Selon des photos diffusées sur les réseaux sociaux, les victimes retrouvées étaient vêtues de dichdachas, les longues robes masculines traditionnelles et avaient les mains liées derrière le dos et les yeux couverts avec leur keffiehs à damiers blancs et rouges.

"C'était une région relativement peuplée mais elle s'est vidée. C'est devenu très dangereux pour les habitants qui vivent d'agriculture ou sont bergers", a dit à l'AFP M. Nawaf.

"Ils ne sont pas armés car leurs armes ont été confisquées successivement par les forces américaines (de 2003 à 2011), par l'EI à partir de 2014 puis ensuite par (les forces paramilitaires du) Hachd al-Chaabi et l'armée", a encore précisé ce responsable municipal.

Or, la tribu Chammar, à laquelle appartiennent ces habitants, est particulièrement visée par l'EI car elle a combattu férocement les jihadistes durant quatre ans et est loyale au gouvernement.

L'Irak a déclaré en décembre la "victoire" sur l'EI et la violence a fortement décru après trois années d'âpres combats meurtriers pour reprendre au groupe jihadiste près d'un tiers de l'Irak, dont il s'était emparé en 2014.

Cependant, si les jihadistes ont perdu l'ensemble des centres urbains, notamment l'ancienne "capitale" de l'EI en Irak, Mossoul (nord), ils se meuvent dans le désert et continuent de perpétrer des attaques, aidés par la difficulté du terrain.

- Trois chauffeurs tués -

"Il y a des cellules dormantes dans la région de Hatra et dans les milliers de km2 de la Jazira", l'immense désert qui va de l'ouest de Bagdad jusqu'à la Syrie, a affirmé à l'AFP Haytham al-Chammar, un chef de cette tribu.

"En outre, des jihadistes s'infiltrent dans le pays à partir de Boukamal", ville syrienne clé à la frontière, reprise il y a une semaine à l'EI par les troupes du régime syrien, a-t-il ajouté.

"J'appelle le Premier ministre, les ministres de la Défense et de l'Intérieur et le Hachd al-Chaabi (...) à mener des opérations terrestres et aériennes pour sécuriser la région", a proclamé Ali al-Nawaf.

Preuve, selon ce responsable local, de la dégradation de la situation dans le centre de l'Irak et de l'audace grandissante de l'EI: les jihadistes, qui agissaient la nuit, sont désormais visibles dans la journée.
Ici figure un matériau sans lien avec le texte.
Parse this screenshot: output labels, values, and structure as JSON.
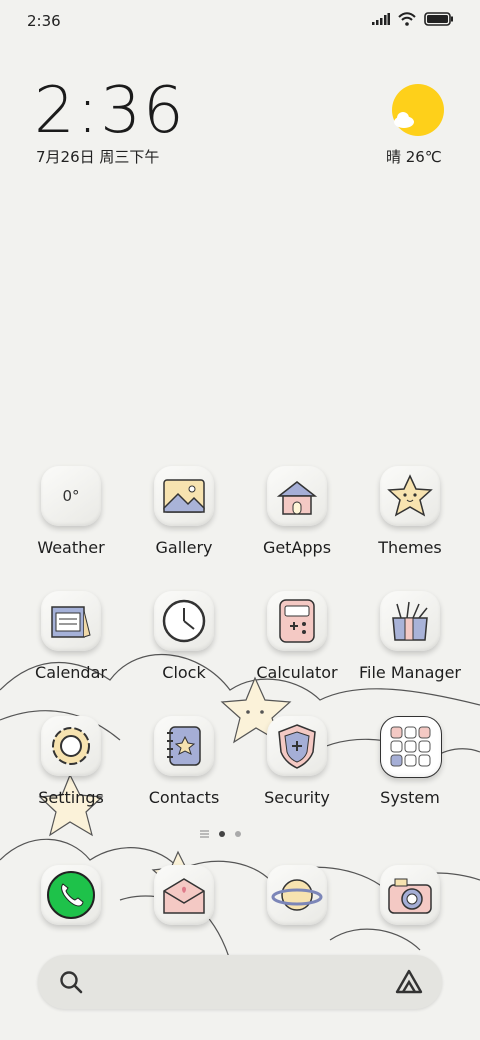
{
  "status_bar": {
    "time": "2:36"
  },
  "clock_widget": {
    "time": "2:36",
    "date": "7月26日 周三下午"
  },
  "weather_widget": {
    "text": "晴 26℃"
  },
  "apps": [
    {
      "label": "Weather",
      "badge": "0°",
      "icon": "weather-icon"
    },
    {
      "label": "Gallery",
      "icon": "gallery-icon"
    },
    {
      "label": "GetApps",
      "icon": "getapps-house-icon"
    },
    {
      "label": "Themes",
      "icon": "themes-star-icon"
    },
    {
      "label": "Calendar",
      "icon": "calendar-icon"
    },
    {
      "label": "Clock",
      "icon": "clock-icon"
    },
    {
      "label": "Calculator",
      "icon": "calculator-icon"
    },
    {
      "label": "File Manager",
      "icon": "file-manager-icon"
    },
    {
      "label": "Settings",
      "icon": "settings-gear-icon"
    },
    {
      "label": "Contacts",
      "icon": "contacts-book-icon"
    },
    {
      "label": "Security",
      "icon": "security-shield-icon"
    },
    {
      "label": "System",
      "icon": "system-folder-icon"
    }
  ],
  "dock": [
    {
      "icon": "phone-icon"
    },
    {
      "icon": "messages-envelope-icon"
    },
    {
      "icon": "browser-planet-icon"
    },
    {
      "icon": "camera-icon"
    }
  ],
  "colors": {
    "background": "#f2f2ef",
    "sun": "#fed01a",
    "phone_green": "#1ec24a"
  }
}
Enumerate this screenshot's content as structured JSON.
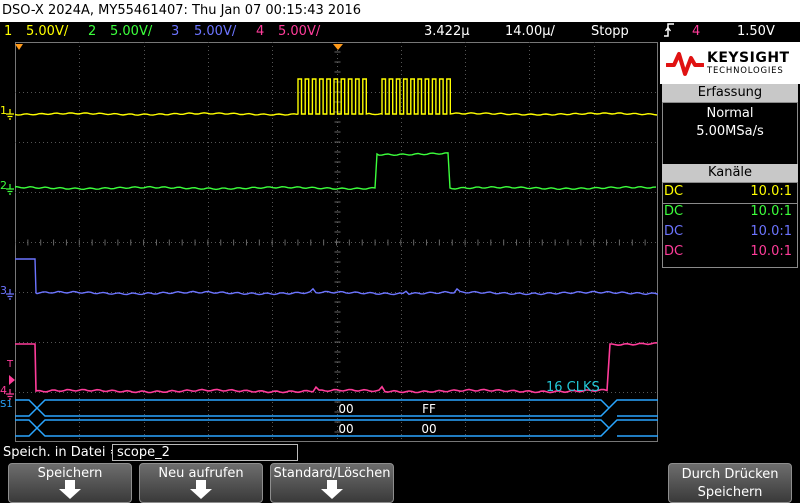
{
  "title": "DSO-X 2024A, MY55461407: Thu Jan 07 00:15:43 2016",
  "status": {
    "channels": [
      {
        "num": "1",
        "scale": "5.00V/",
        "color": "#ffff00"
      },
      {
        "num": "2",
        "scale": "5.00V/",
        "color": "#3cff3c"
      },
      {
        "num": "3",
        "scale": "5.00V/",
        "color": "#6c74ff"
      },
      {
        "num": "4",
        "scale": "5.00V/",
        "color": "#ff3c9a"
      }
    ],
    "delay": "3.422µ",
    "timebase": "14.00µ/",
    "run_state": "Stopp",
    "trigger_source": "4",
    "trigger_level": "1.50V"
  },
  "logo": {
    "brand": "KEYSIGHT",
    "sub": "TECHNOLOGIES"
  },
  "acquisition": {
    "header": "Erfassung",
    "mode": "Normal",
    "rate": "5.00MSa/s"
  },
  "channels_panel": {
    "header": "Kanäle",
    "rows": [
      {
        "coupling": "DC",
        "probe": "10.0:1",
        "color": "#ffff00"
      },
      {
        "coupling": "DC",
        "probe": "10.0:1",
        "color": "#3cff3c"
      },
      {
        "coupling": "DC",
        "probe": "10.0:1",
        "color": "#6c74ff"
      },
      {
        "coupling": "DC",
        "probe": "10.0:1",
        "color": "#ff3c9a"
      }
    ]
  },
  "markers": {
    "ch1": "1",
    "ch2": "2",
    "ch3": "3",
    "ch4": "4",
    "trigger": "T",
    "serial": "S1"
  },
  "decode": {
    "annotation": "16 CLKS",
    "bus1": [
      "00",
      "FF"
    ],
    "bus2": [
      "00",
      "00"
    ],
    "bus_color": "#2aa6ff",
    "annotation_color": "#23c8d6"
  },
  "file": {
    "label": "Speich. in Datei =",
    "value": "scope_2"
  },
  "softkeys": [
    "Speichern",
    "Neu aufrufen",
    "Standard/Löschen",
    "Durch Drücken Speichern"
  ]
}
Ils limitaient leurs convois à deux voitures mais maintenant ils recommencent à aligner une dizaine de véhicules.

"Il y a désormais tous les jours des incidents", a-t-il fait valoir.

Lundi, dans une autre province en principe sécurisée, trois chauffeurs routiers ont par ailleurs été tués par des jihadistes, sur la route reliant Bagdad à Kirkouk, une riche ville pétrolière située au nord de la capitale irakienne, selon un responsable.